The leaders of a new House Armed Services supply chain task force said their goal is to deliver a concise report in the next few months with legislative proposals for addressing critical vulnerabilities, to include a focus on China and semiconductor manufacturing challenges.
Reps. Elissa Slotkin (D-Mich.) and Mike Gallagher (R-Wis.) told reporters Wednesday the Defense Critical Supply Chain Task Force will work in tandem with ongoing efforts in the Biden administration and look to incorporate recommendations during this year’s National Defense Authorization Act (NDAA) mark-up process.
“The questions that we’re going to be taking on in this task force really are aimed at identifying the vulnerabilities in our supply chains and recommending legislation that we can produce for this year’s NDAA that would hopefully, hand in glove, work with other reviews that are going on led by the administration to try and mitigate some of those risks,” Slotkin said.
Slotkin said the pandemic specifically highlighted key choke points in the defense industrial base, with Gallagher adding that the task force wants to help avoid a situation where China could “weaponize key supply chain dependencies in the event of an escalation or crisis.”
“Simply put, none of this is sustainable.
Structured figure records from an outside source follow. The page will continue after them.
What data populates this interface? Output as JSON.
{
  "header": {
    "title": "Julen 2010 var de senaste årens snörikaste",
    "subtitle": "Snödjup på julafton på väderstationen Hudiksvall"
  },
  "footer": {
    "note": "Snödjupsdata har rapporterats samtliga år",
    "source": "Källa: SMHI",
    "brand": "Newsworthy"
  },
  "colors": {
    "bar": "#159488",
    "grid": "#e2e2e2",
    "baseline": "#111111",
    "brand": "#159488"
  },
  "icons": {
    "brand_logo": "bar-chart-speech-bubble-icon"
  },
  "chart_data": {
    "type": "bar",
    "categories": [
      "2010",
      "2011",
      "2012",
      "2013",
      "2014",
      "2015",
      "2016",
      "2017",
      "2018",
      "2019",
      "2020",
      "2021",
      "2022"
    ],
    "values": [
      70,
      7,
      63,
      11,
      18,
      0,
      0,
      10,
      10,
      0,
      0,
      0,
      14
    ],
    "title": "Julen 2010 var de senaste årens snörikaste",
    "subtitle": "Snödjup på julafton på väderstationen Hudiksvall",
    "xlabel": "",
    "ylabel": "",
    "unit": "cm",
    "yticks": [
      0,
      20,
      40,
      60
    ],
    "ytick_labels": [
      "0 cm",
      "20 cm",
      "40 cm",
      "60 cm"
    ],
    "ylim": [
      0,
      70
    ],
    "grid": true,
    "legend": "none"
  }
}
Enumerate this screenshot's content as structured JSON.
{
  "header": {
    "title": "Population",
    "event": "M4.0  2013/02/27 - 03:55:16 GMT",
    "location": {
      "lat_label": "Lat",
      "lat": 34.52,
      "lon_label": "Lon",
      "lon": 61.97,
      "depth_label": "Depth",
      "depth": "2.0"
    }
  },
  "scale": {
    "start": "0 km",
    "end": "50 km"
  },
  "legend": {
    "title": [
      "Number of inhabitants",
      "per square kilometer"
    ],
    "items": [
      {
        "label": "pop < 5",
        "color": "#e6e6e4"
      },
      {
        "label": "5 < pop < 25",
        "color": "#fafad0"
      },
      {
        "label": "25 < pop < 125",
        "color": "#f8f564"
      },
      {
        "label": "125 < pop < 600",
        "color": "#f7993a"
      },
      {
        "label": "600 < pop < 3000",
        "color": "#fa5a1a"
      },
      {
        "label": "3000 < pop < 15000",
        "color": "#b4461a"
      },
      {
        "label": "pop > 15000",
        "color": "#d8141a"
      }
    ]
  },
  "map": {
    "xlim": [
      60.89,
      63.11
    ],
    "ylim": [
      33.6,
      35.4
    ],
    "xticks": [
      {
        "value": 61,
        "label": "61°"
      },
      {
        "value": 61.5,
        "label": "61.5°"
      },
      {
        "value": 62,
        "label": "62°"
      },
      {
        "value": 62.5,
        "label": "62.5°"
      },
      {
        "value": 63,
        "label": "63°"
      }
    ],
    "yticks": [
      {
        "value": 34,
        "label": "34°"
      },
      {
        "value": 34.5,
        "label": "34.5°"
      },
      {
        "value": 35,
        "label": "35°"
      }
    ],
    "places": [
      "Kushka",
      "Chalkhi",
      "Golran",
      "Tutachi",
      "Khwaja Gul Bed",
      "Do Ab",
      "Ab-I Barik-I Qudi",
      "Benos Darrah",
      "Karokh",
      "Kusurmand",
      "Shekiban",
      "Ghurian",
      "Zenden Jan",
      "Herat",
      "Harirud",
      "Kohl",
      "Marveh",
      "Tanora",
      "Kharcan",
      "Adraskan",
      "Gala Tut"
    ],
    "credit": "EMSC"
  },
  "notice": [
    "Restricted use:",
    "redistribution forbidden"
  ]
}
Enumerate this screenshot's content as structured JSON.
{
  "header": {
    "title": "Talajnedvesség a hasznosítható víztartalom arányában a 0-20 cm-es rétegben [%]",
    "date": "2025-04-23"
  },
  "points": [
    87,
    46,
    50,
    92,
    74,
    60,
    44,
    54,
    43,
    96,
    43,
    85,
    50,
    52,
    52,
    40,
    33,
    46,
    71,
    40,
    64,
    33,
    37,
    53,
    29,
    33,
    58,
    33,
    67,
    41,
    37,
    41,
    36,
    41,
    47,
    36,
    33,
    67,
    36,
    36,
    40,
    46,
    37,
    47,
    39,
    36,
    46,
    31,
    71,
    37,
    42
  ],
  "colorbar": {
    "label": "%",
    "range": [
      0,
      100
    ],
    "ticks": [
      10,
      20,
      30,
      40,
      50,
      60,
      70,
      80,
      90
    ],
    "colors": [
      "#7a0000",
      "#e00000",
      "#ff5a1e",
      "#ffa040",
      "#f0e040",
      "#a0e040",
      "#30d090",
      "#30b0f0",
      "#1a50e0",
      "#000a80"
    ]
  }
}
We cannot afford to have our defense industrial base experience the kind of supply chain disruption that our medical sector experienced during the early days of the pandemic,” Gallagher said.
The task force, which was announced last week and will work for at least three months, has asked the Pentagon for a list of its critical supplies and current vulnerabilities, with a goal to provide an actionable report to address challenges rather than “another 300-page report that sits on a shelf,” Slotkin said.
Last month, the White House issued an executive order tasking federal departments and agencies with assessing the nation’s supply chains for a number of products to make them more resilient and secure, to include production of semiconductors used in a range of advanced technology efforts (Defense Daily, Feb. 24).
Gallagher noted that China and Taiwan, when factored together, are reported to control about 70 percent of integrated circuit production, highlighting a need for the task force to address bolstering domestic microchip manufacturing.
“That is an extreme geographic concentration right in the [Chinese Communist Party’s] backyard, which means that in a crisis the CCP could effectively shut off our ability to procure the building blocks of the advanced technologies that drive our national defense and civilian economy,” Gallagher said.
A House Armed Services Committee cyber panel is set to hold a hearing on Friday with the chairs of the National Security Commission on Artificial Intelligence (NSCAI), which recently submitted a report to Congress calling for around $30 billion over the next five years to improve semiconductor manufacturing (Defense Daily, Feb. 22).
“If you bring in Bob Work, [the NSCAI vice chair and former deputy secretary of defense], who really knows the interior of the defense industry of the Defense Department and Eric Schmidt, [NSCAI vice chair and former Google CEO], on the outside, that’s a really powerful group. And their recommendations to me are very strong,” Slotkin said. “We’re getting a briefing this week and we’ll happily steal good ideas from them.”
Gallagher noted his prior experience leading the Cyberspace Solarium Commission and its work with NSCAI, particularly citing an importance for support enhanced research and development efforts to ensure the U.S. remains ahead of China in AI development.
“We’ve engaged with the AI commission over the last couple years during the [Cyberspace Solarium Commission] I worked on and we were aligned on the overall idea of increasing federal investment in R&D and then modernizing the way in which some of that money gets awarded to research universities which in turn results in new businesses being produced,” Gallagher said.